Even under these circumstances and still not knowing if they could officially have a season, Pomeroy was just happy to be back out on the field and practicing with her teammates.

“I just love the sport and the team so much that, like, I was like we were all so happy to get back on the field. I think we’re all really grateful to be able to practice at all when the time finally came. The vibes are good. I think everybody is happy to be there.”

“I think it’s good for my health. It’s good for their health socially, mentally. We’re just happy to be out there in any regards.”

After months of practicing with so many question marks regarding their season, the California Interscholastic Federation finally announced in February that outdoor sports could resume.

“I remember like we were all talking about it in our group chat just like being really excited about it.”

Heading into her senior year, Pomeroy says she is going to think about the days she spent working endlessly in practice and make sure to appreciate every moment she has left as a Foothill Knight.

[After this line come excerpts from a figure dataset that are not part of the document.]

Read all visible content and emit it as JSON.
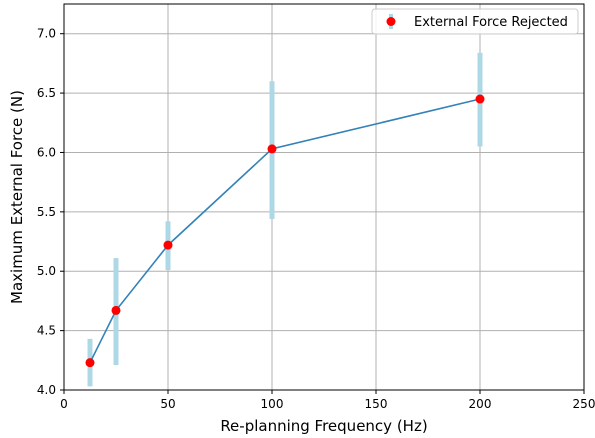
{
  "chart_data": {
    "type": "scatter",
    "title": "",
    "xlabel": "Re-planning Frequency (Hz)",
    "ylabel": "Maximum External Force (N)",
    "xlim": [
      0,
      250
    ],
    "ylim": [
      4.0,
      7.25
    ],
    "x_ticks": [
      0,
      50,
      100,
      150,
      200,
      250
    ],
    "y_ticks": [
      4.0,
      4.5,
      5.0,
      5.5,
      6.0,
      6.5,
      7.0
    ],
    "x_tick_labels": [
      "0",
      "50",
      "100",
      "150",
      "200",
      "250"
    ],
    "y_tick_labels": [
      "4.0",
      "4.5",
      "5.0",
      "5.5",
      "6.0",
      "6.5",
      "7.0"
    ],
    "grid": true,
    "legend_position": "top-right",
    "series": [
      {
        "name": "External Force Rejected",
        "x": [
          12.5,
          25,
          50,
          100,
          200
        ],
        "y": [
          4.23,
          4.67,
          5.22,
          6.03,
          6.45
        ],
        "error_low": [
          4.03,
          4.21,
          5.01,
          5.44,
          6.05
        ],
        "error_high": [
          4.43,
          5.11,
          5.42,
          6.6,
          6.84
        ],
        "marker_color": "#ff0000",
        "line_color": "#3382b8",
        "error_color": "#add8e6"
      }
    ]
  }
}
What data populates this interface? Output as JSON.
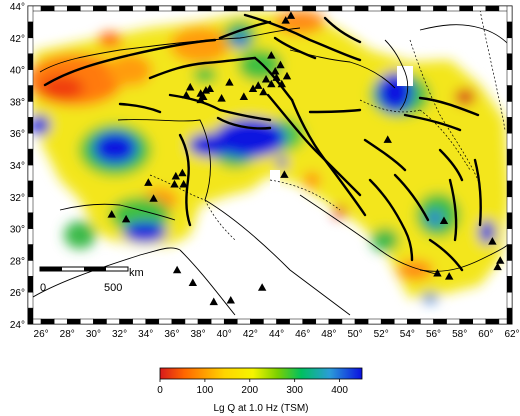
{
  "map": {
    "lon_ticks": [
      "26°",
      "28°",
      "30°",
      "32°",
      "34°",
      "36°",
      "38°",
      "40°",
      "42°",
      "44°",
      "46°",
      "48°",
      "50°",
      "52°",
      "54°",
      "56°",
      "58°",
      "60°",
      "62°"
    ],
    "lat_ticks": [
      "44°",
      "42°",
      "40°",
      "38°",
      "36°",
      "34°",
      "32°",
      "30°",
      "28°",
      "26°",
      "24°"
    ],
    "lon_range": [
      25,
      62
    ],
    "lat_range": [
      24,
      44
    ],
    "scale_bar": {
      "start_label": "0",
      "end_label": "500",
      "unit_label": "km"
    },
    "station_symbol": "black-triangle",
    "stations": [
      [
        38.2,
        38.5
      ],
      [
        38.6,
        38.7
      ],
      [
        38.4,
        38.3
      ],
      [
        38.9,
        38.8
      ],
      [
        38.2,
        38.1
      ],
      [
        37.4,
        38.9
      ],
      [
        37.1,
        38.4
      ],
      [
        43.6,
        40.9
      ],
      [
        44.3,
        40.3
      ],
      [
        43.9,
        39.9
      ],
      [
        44.0,
        39.5
      ],
      [
        43.6,
        39.1
      ],
      [
        43.2,
        39.4
      ],
      [
        42.2,
        38.8
      ],
      [
        42.6,
        39.0
      ],
      [
        43.0,
        38.6
      ],
      [
        44.4,
        39.1
      ],
      [
        44.8,
        39.6
      ],
      [
        45.1,
        43.4
      ],
      [
        44.7,
        43.1
      ],
      [
        40.4,
        39.2
      ],
      [
        39.8,
        38.2
      ],
      [
        41.5,
        38.3
      ],
      [
        36.3,
        33.3
      ],
      [
        36.8,
        33.5
      ],
      [
        36.2,
        32.8
      ],
      [
        36.9,
        32.8
      ],
      [
        34.6,
        31.9
      ],
      [
        31.4,
        30.9
      ],
      [
        32.5,
        30.6
      ],
      [
        36.4,
        27.4
      ],
      [
        37.6,
        26.6
      ],
      [
        39.2,
        25.4
      ],
      [
        40.5,
        25.5
      ],
      [
        42.9,
        26.3
      ],
      [
        52.5,
        35.6
      ],
      [
        56.3,
        27.2
      ],
      [
        57.2,
        27.0
      ],
      [
        60.5,
        29.2
      ],
      [
        61.1,
        28.0
      ],
      [
        60.9,
        27.6
      ],
      [
        56.8,
        30.5
      ],
      [
        44.6,
        33.4
      ],
      [
        34.2,
        32.9
      ]
    ]
  },
  "colorbar": {
    "title": "Lg Q at 1.0 Hz (TSM)",
    "ticks": [
      "0",
      "100",
      "200",
      "300",
      "400"
    ],
    "range": [
      0,
      450
    ],
    "colors": [
      "#d7191c",
      "#ff6600",
      "#ffd500",
      "#f5f500",
      "#7dd000",
      "#00c060",
      "#2b9cd8",
      "#0a10e0"
    ]
  }
}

“I really just want to have fun. Like, since we didn’t get a season last year, I’m totally not going to take it for granted this time. I’m just really excited to, you know, play with the people that I’ve been playing with for so long again.”

Pomeroy’s lacrosse journey won’t end here, though. She will be playing Division 1 lacrosse for the University of Cincinnati and cannot wait to become a Bearcat.

“Being introduced to a whole new team is always fun, even though it’s always scary just because you get to, you know, experience an entire new dynamic. And I love my coaches, too, in the university itself.”

Her love for sprinting down the field and scoring goals kept Pomeroy motivated to practice in a year full of ups and downs. While waiting for confirmation that they could have a season was not fun, Pomeroy learned to value the connection she has with her teammates and to appreciate all the moments she has on the field.